An ODSP recipient with no dependents receives up to $1,169 a month. In comparison, a shelter bed costs the province $2,100 a month; a long-term care bed $3,960; a correctional facility bed $4,300; and a hospital bed $13,500, reported the Auditor General.

“Cutting legal aid is not a smart bit of political maneuvering. Don’t cut back where the community needs money,” said de Klerk.

Neighbourhood Legal Services assists some of the province's most vulnerable residents struggling with homelessness, addiction and disabilities.
Samantha Beattie/HuffPost Canada
Neighbourhood Legal Services assists some of the province's most vulnerable residents struggling with homelessness, addiction and disabilities.

With 10 full-time employees, Neighbourhood Legal Services already struggles to keep up with a growing demand, de Klerk said. Most of their work centres on fighting evictions and appealing income decisions, including ODSP.
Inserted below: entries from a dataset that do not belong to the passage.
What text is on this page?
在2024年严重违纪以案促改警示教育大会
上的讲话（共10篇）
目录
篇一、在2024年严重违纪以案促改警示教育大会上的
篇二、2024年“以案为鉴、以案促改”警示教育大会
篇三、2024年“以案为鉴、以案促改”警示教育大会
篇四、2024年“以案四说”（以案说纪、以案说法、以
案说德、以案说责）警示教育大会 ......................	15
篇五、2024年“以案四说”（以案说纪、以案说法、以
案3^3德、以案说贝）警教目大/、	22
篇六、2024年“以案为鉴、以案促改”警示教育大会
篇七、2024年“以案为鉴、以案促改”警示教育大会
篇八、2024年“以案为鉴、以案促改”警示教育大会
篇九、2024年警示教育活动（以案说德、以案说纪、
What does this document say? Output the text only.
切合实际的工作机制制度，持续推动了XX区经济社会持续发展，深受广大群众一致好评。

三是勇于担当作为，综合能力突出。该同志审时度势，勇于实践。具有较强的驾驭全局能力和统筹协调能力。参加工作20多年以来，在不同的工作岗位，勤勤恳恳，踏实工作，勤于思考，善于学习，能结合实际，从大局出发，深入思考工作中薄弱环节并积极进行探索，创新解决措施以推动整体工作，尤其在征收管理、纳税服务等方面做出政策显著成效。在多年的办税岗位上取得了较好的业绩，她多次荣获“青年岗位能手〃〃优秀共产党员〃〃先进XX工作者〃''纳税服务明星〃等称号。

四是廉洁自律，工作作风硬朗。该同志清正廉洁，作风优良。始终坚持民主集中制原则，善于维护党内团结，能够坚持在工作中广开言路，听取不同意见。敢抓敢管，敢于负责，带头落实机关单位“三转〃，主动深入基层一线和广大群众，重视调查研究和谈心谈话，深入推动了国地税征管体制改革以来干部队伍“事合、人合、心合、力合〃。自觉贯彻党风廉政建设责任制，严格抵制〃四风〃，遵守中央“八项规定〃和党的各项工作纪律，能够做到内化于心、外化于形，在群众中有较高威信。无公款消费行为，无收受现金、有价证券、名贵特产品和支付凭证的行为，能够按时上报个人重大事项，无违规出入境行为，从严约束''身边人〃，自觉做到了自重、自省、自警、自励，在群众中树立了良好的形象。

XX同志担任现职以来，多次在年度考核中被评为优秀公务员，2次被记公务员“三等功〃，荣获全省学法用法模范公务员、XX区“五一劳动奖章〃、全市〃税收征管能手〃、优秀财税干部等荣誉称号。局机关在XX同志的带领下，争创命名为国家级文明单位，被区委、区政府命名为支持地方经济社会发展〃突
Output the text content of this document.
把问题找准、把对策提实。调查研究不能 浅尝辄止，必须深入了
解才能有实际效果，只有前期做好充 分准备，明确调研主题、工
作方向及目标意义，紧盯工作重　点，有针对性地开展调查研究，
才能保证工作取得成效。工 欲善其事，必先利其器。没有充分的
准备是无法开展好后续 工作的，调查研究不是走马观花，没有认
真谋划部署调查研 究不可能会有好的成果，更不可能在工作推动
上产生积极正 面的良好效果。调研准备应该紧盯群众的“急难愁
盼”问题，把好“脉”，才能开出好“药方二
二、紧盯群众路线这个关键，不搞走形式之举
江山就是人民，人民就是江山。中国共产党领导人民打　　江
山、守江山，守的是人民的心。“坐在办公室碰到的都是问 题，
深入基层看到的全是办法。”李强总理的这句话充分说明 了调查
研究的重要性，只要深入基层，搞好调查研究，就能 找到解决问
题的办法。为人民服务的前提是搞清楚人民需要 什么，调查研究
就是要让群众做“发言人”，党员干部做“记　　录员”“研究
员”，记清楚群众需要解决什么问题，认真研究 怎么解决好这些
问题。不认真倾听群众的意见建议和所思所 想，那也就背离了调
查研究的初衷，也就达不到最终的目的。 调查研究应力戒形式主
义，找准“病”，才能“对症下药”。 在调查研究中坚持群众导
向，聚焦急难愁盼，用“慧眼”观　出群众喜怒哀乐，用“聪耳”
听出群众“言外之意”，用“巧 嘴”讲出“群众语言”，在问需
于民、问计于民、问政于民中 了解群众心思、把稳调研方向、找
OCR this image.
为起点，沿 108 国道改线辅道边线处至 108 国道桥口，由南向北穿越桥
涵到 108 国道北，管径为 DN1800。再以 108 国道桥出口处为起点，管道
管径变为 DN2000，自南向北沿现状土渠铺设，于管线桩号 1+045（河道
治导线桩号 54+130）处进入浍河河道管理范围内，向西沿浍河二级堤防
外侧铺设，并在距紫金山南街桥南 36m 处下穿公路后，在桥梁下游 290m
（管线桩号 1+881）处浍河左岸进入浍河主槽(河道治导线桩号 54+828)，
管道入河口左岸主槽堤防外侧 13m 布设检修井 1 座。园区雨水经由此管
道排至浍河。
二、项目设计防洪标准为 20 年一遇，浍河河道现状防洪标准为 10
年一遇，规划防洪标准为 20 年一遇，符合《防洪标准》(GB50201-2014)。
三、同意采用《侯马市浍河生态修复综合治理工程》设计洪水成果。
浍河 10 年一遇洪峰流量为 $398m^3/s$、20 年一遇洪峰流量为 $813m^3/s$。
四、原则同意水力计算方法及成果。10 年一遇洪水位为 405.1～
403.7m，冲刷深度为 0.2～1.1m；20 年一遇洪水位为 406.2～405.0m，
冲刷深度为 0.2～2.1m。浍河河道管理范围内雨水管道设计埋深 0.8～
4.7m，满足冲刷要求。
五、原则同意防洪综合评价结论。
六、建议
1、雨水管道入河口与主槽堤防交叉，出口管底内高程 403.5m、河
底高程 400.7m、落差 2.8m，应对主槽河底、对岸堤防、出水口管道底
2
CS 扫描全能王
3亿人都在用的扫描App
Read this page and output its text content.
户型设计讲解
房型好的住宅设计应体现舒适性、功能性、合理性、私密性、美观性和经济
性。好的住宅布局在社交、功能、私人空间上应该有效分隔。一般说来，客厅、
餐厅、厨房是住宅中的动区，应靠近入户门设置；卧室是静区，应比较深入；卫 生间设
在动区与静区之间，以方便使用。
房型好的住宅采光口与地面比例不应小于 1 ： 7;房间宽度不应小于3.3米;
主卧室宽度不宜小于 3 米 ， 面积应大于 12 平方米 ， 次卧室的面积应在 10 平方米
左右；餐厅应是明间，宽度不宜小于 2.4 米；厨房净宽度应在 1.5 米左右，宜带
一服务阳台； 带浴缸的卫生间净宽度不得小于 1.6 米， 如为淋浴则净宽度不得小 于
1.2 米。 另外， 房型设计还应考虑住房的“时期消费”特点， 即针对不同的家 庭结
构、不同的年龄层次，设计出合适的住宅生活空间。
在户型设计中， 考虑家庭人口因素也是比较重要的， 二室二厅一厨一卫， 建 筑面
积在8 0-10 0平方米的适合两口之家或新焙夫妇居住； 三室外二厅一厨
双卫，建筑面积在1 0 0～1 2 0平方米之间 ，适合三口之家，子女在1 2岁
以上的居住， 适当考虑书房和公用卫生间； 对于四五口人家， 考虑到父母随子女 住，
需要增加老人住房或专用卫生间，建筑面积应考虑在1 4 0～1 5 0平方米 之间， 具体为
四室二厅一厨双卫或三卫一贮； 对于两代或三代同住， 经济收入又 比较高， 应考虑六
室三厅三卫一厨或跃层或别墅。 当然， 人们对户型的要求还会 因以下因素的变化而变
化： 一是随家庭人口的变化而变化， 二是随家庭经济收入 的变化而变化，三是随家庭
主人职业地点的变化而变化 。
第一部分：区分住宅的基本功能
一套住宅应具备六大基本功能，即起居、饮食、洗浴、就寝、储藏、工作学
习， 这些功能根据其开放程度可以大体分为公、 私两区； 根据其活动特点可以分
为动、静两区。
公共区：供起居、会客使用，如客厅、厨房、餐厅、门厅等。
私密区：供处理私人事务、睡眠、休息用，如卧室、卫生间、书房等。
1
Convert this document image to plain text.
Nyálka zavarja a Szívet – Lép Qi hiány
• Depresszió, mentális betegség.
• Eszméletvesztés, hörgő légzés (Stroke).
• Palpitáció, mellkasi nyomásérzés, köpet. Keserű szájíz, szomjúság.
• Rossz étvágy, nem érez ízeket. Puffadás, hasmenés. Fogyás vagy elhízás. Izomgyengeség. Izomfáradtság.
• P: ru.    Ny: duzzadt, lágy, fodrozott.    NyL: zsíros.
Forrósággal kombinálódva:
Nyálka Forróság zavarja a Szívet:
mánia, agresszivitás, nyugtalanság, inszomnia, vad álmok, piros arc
Scarborough Community Legal Services is just as busy, said executive director Renee Griffin. “We can’t meet our community’s demand.” With a $1.8 million total budget, the clinic handles more than 2,500 cases a year, 40 per cent related to housing, she said. It also refers people to other services.

“Our biggest challenge right now, everyday, is when people walk in and we have to say, ‘We can’t help you,’” de Klerk said.

Clinics turn away people who don’t qualify for legal aid, which is the vast majority of Ontario residents, including minimum wage earners and seniors living off the Canadian Pension Plan.

The province has one of the lowest legal aid income cut-offs in Canada at $17,731 for one person with no dependents. That’s despite Statistics Canada considering Canadians who earn $22,133 or less as impoverished. Alberta, British Columbia, Manitoba, Quebec, New Brunswick and all three territories provide legal aid services to people with incomes ranging from $20,000 to $50,000 a year.

For people who do qualify, the legal clinic will at the very least give them advice, de Klerk said. Depending on the severity of a person’s circumstances, lawyers may also help them gather documents, write letters and prepare for appeals, or represent them at court and tribunals.

Since de Klerk became director in 1998, his legal clinic has not had a budget increase of more than three per cent. Almost every year it’s been between one and two per cent. The only part of the clinic’s current $1.2 million-budget it could cut without affecting service is perhaps office supplies, de Klerk said.

“Maybe paper is discretionary? A couple of pens? The only place we can make a difference is cutting staff. Staff will lose their jobs. Their clients won’t have access to services anymore.”